I think it's a matter of taste. I vastly prefer the Gold Box/Infinity Engine, AD&D approach to party composition. You have your front line fighters that protect the squishy casters. And the casters, at the appropriate times, buff/debuff/nuke. That's your basic party composition/strategy. You can get creative with multi/dual classing, or ostensibly fighter classes with some minimal casting like Paladin or Ranger. But they d0n't really change the dynamic, so much as give you slightly deeper reserves of staple spells like minor heal or bless. For the most part, all your important decisions involve 2, maybe 3 characters, every few rounds. Maybe more during an especially challenging boss encounter.

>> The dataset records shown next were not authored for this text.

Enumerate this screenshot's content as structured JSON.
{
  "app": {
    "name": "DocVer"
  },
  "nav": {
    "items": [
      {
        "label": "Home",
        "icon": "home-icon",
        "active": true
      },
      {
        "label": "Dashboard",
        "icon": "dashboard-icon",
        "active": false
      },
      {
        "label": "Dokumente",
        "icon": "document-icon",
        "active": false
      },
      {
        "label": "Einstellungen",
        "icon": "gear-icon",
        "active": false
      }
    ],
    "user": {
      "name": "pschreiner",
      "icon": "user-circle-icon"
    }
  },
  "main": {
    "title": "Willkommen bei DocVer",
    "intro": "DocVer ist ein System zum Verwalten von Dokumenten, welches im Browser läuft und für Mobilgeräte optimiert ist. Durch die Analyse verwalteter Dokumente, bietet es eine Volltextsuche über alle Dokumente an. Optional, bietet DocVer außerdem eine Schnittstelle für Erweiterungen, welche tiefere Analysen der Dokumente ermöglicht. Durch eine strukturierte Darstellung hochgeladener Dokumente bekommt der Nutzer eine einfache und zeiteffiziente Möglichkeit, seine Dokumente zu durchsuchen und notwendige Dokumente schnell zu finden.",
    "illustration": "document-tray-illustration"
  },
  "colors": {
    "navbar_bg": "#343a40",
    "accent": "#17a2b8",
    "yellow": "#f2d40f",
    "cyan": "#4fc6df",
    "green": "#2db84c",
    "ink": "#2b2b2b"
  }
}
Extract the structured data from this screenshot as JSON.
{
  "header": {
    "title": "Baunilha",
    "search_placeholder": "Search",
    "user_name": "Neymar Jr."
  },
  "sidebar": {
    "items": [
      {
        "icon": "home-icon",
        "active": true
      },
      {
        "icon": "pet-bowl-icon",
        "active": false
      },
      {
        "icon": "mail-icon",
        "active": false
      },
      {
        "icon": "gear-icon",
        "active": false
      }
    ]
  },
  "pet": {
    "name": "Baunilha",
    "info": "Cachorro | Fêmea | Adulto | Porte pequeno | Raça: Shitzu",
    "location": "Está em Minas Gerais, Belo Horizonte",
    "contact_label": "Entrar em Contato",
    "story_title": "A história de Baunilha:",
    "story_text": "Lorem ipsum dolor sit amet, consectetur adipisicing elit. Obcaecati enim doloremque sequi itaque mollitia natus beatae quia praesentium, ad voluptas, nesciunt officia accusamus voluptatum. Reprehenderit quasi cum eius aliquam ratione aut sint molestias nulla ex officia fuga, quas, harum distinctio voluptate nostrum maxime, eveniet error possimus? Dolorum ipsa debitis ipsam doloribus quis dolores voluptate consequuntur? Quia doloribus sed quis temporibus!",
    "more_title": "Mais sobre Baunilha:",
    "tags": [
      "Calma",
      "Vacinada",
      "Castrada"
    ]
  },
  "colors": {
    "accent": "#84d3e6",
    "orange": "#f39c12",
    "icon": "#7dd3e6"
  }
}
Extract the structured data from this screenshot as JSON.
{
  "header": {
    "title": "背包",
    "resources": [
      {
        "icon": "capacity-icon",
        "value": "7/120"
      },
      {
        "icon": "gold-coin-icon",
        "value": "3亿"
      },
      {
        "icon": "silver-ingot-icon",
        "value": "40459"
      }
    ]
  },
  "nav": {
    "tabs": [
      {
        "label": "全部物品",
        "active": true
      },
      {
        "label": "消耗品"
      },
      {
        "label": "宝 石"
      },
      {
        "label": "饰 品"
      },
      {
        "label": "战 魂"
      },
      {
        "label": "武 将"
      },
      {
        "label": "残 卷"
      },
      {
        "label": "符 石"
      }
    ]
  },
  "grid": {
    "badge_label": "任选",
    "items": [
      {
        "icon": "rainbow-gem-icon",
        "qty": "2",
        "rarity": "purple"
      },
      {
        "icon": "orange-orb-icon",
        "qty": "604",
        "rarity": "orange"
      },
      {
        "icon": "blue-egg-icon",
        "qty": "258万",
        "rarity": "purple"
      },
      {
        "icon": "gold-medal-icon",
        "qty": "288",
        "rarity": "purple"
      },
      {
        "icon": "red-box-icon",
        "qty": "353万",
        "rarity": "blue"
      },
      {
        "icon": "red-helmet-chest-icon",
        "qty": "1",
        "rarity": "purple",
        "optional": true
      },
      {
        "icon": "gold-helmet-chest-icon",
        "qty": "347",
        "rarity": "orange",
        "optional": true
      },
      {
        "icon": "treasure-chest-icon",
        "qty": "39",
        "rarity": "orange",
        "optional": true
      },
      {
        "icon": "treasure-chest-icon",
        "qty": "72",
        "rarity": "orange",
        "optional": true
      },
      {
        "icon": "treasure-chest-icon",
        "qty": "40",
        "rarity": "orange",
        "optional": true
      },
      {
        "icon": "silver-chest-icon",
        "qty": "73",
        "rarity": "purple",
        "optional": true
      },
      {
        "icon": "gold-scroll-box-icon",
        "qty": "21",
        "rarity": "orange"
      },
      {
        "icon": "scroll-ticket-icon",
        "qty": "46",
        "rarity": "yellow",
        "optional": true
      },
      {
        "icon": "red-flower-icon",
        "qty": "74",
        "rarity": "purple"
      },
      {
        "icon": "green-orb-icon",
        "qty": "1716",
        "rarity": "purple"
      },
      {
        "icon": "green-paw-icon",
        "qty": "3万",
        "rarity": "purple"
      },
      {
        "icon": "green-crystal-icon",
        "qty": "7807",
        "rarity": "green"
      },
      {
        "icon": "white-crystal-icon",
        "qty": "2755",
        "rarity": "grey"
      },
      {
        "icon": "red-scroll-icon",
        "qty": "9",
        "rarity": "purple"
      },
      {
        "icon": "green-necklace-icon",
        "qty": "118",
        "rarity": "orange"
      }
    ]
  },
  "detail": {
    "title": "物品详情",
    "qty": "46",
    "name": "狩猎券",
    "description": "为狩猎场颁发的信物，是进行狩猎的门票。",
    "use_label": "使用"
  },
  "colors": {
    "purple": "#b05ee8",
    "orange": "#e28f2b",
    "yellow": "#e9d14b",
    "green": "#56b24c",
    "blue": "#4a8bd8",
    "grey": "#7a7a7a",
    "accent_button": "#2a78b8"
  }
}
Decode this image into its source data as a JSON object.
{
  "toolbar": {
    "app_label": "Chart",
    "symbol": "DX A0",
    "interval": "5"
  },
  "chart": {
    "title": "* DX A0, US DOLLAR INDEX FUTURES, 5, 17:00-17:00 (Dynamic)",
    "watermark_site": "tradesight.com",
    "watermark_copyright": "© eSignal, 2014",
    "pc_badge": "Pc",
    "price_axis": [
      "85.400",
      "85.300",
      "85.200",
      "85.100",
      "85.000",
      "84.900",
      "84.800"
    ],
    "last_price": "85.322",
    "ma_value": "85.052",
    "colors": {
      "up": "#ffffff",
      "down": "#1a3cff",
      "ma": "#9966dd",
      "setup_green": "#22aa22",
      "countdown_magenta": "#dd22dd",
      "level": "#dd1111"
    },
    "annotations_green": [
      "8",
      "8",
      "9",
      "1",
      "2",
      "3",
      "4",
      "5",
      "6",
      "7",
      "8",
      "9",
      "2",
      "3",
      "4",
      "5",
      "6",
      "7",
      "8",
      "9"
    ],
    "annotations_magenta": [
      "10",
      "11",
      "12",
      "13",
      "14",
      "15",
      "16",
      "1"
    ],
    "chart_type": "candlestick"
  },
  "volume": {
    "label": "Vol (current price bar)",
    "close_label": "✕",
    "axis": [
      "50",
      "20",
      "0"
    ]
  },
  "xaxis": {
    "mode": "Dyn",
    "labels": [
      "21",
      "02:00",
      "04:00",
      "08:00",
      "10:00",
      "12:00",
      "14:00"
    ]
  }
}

A lot of the modern isometric RPGs have gone totally nuts giving every character of every class multiple hotbars of abilities. And they all have cooldowns instead of a set number of uses you need to ration. So if you aren't using all of them all the time as soon as their cooldowns refresh, you are playing wrong. It feels less tactical and more frantic. My decision making goes from centering on 3 characters with punctuated timing, to frantically checking all 6 characters all the time using any and all abilities they have.
I donno, maybe I was playing Pillars of Eternity "wrong". I was finding combat increasingly difficult playing it the old way until I just resorted to endless ability spam, with little regard for what ability it was. Then the game got so easy I just sort of... stopped caring.